Culture - Même locaux, les musées n'échappent pas à la tutelle de l'Etat
Une affaire récente vient opportunément rappeler que les musées des collectivités territoriales - reconnus par le label "musées de France" - sont loin d'être exemptés de toute tutelle de la part de l'Etat. Celle-ci peut aller jusqu'à une substitution du préfet aux autorités locales, lorsque la préservation des collections du musée en question est menacée.
Un pouvoir de substitution prévu par le Code du patrimoine
En l'occurrence, la commune de Retournac (Haute-Loire, 2.800 habitants) dispose, depuis 1994, d'un Musée des manufactures de dentelles. La commune a en effet racheté les bâtiments d'une entreprise en liquidation, qui possédait plus de 450.000 pièces, dont 100.000 modèles différents. Une collection complétée lors du rachat d'une autre entreprise disparue en 1997, qui a permis d'ajouter 400.000 objets, dont de nombreuses machines. Les locaux de cette seconde entreprise abritent aujourd'hui le musée, tandis que ceux de la première accueille les réserves.
Pour des raisons qui ne sont pas explicitées dans l'avis du Haut Conseil des musées de France, la commune n'a pas assuré l'entretien du bâtiment consacré aux réserves. Or l'article L.452-2 du Code du patrimoine est sans ambiguïté : "Lorsque la conservation ou la sécurité d'un bien faisant partie d'une collection d'un musée de France est mise en péril et que le propriétaire de cette collection ne veut ou ne peut prendre immédiatement les mesures jugées nécessaires par l'Etat, l'autorité administrative peut, par décision motivée, prise après avis du Haut Conseil des musées de France, mettre en demeure le propriétaire de prendre toutes dispositions pour remédier à cette situation. Si le propriétaire s'abstient de donner suite à cette mise en demeure, l'autorité administrative peut, dans les mêmes conditions, ordonner les mesures conservatoires utiles et notamment le transfert provisoire du bien dans un lieu offrant les garanties voulues". En cas d'urgence, les mesures peuvent même être décidées sans l'avis du Haut conseil, sous réserve de l'informer sans délai des décisions prises.
Rétablir "le clos et le couvert" sur les collections
Dans son avis publié au Journal officiel du 26 juin, le Haut Conseil rappelle que les services de l'Etat ont accompli plusieurs démarches auprès de la commune pour sécuriser les collections, avec des missions et rapports successifs du service des musées de France (2010), de l'Inspection générale des patrimoines et de la mission Sécurité, Sûreté et Accessibilité de la direction générale des patrimoines (2013) et du Centre de recherche et de restauration des musées de France (2014)...
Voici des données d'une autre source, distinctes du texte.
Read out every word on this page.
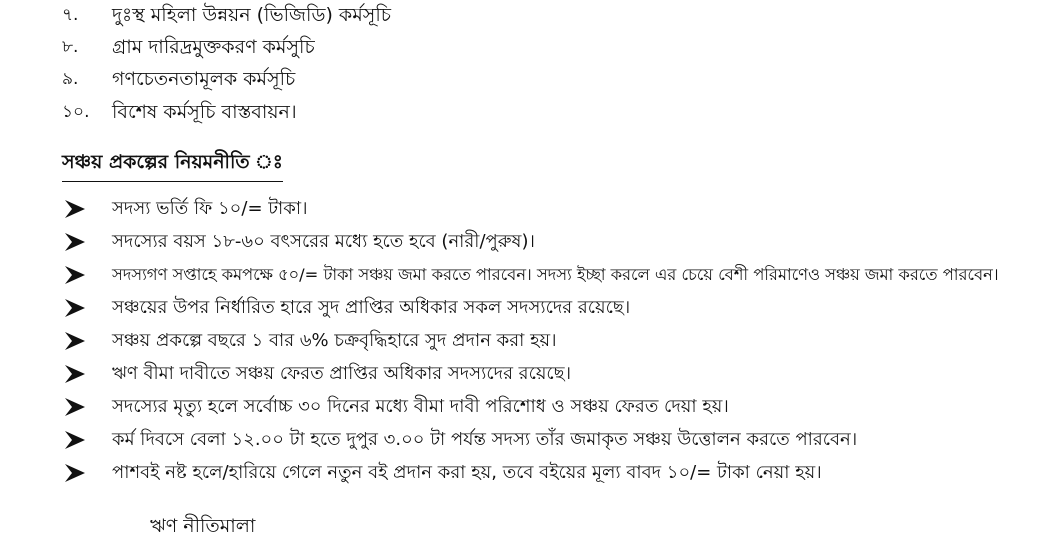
৭. দুঃস্থ মহিলা উন্নয়ন (ভিজিডি) কর্মসূচি
৮. গ্রাম দারিদ্রমুক্তকরণ কর্মসুচি
৯. গণচেতনতামূলক কর্মসূচি
১০. বিশেষ কর্মসূচি বাস্তবায়ন।
সঞ্চয় প্রকল্পের নিয়মনীতি ঃ
সদস্য ভর্তি ফি ১০/= টাকা।
সদস্যের বয়স ১৮-৬০ বৎসরের মধ্যে হতে হবে (নারী/পুরুষ)।
সদস্যগণ সপ্তাহে কমপক্ষে ৫০/= টাকা সঞ্চয় জমা করতে পারবেন। সদস্য ইচ্ছা করলে এর চেয়ে বেশী পরিমাণেও সঞ্চয় জমা করতে পারবেন।
সঞ্চয়ের উপর নির্ধারিত হারে সুদ প্রাপ্তির অধিকার সকল সদস্যদের রয়েছে।
সঞ্চয় প্রকল্পে বছরে ১ বার ৬% চক্রবৃদ্ধিহারে সুদ প্রদান করা হয়।
ঋণ বীমা দাবীতে সঞ্চয় ফেরত প্রাপ্তির অধিকার সদস্যদের রয়েছে।
সদস্যের মৃত্যু হলে সর্বোচ্চ ৩০ দিনের মধ্যে বীমা দাবী পরিশোধ ও সঞ্চয় ফেরত দেয়া হয়।
কর্ম দিবসে বেলা ১২.০০ টা হতে দুপুর ৩.০০ টা পর্যন্ত সদস্য তাঁর জমাকৃত সঞ্চয় উত্তোলন করতে পারবেন।
পাশবই নষ্ট হলে/হারিয়ে গেলে নতুন বই প্রদান করা হয়, তবে বইয়ের মূল্য বাবদ ১০/= টাকা নেয়া হয়।
ঋণ নীতিমালা
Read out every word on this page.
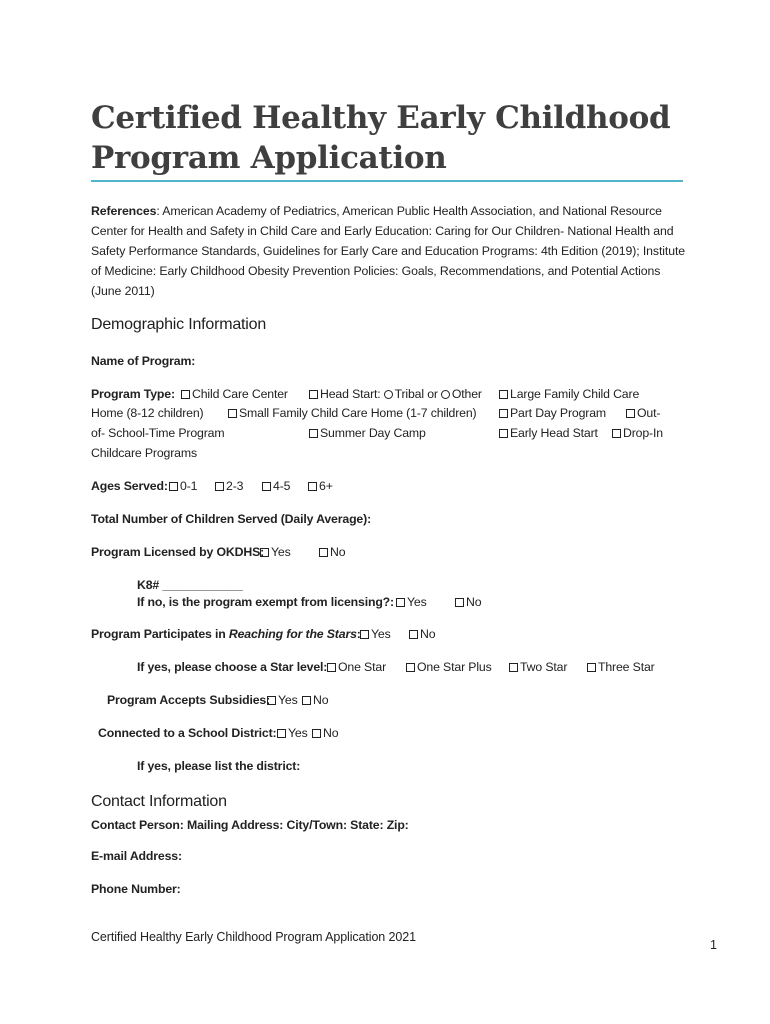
Certified Healthy Early Childhood Program Application
References: American Academy of Pediatrics, American Public Health Association, and National Resource Center for Health and Safety in Child Care and Early Education: Caring for Our Children- National Health and Safety Performance Standards, Guidelines for Early Care and Education Programs: 4th Edition (2019); Institute of Medicine: Early Childhood Obesity Prevention Policies: Goals, Recommendations, and Potential Actions (June 2011)
Demographic Information
Name of Program:
Program Type:	Child Care Center	Head Start: Tribal or Other	Large Family Child Care
Home (8-12 children)	Small Family Child Care Home (1-7 children)	Part Day Program	Out-
of- School-Time Program	Summer Day Camp	Early Head Start	Drop-In
Childcare Programs
Ages Served: 0-1	2-3	4-5	6+
Total Number of Children Served (Daily Average):
Program Licensed by OKDHS: Yes	No
K8# ____________
If no, is the program exempt from licensing?:	Yes	No
Program Participates in Reaching for the Stars: Yes	No
If yes, please choose a Star level: One Star	One Star Plus	Two Star	Three Star
Program Accepts Subsidies: Yes	No
Connected to a School District: Yes	No
If yes, please list the district:
Contact Information
Contact Person: Mailing Address: City/Town: State: Zip:
E-mail Address:
Phone Number:
Certified Healthy Early Childhood Program Application 2021
1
Par un courrier du préfet de Haute-Loire le 18 février 2016, l'Etat a notifié à la commune la nécessité de prendre des mesures immédiates en "rétablissant le clos et le couvert sur ces collections". La commune n'ayant pas répondu à ce courrier (à la date de l'avis), le Haut Conseil considère que si, dans le délai légal de deux mois après réception de la notification préfectorale, la commune de Retournac n'y a toujours pas répondu ni pris les mesures jugées nécessaires par l'Etat, "il y aura lieu d'engager l'exécution des dispositions prévues par l'article L.452-2 du Code du patrimoine". Il autorise le préfet à mettre en demeure la commune "puis, le cas échéant, si aucune suite n'est donnée à cette mise en demeure, à ordonner toutes les mesures conservatoires utiles".
Jean-Noël Escudié / PCA
Références : avis du Haut Conseil des musées de France du 31 mars 2016 (Journal officiel du 26 juin 2016).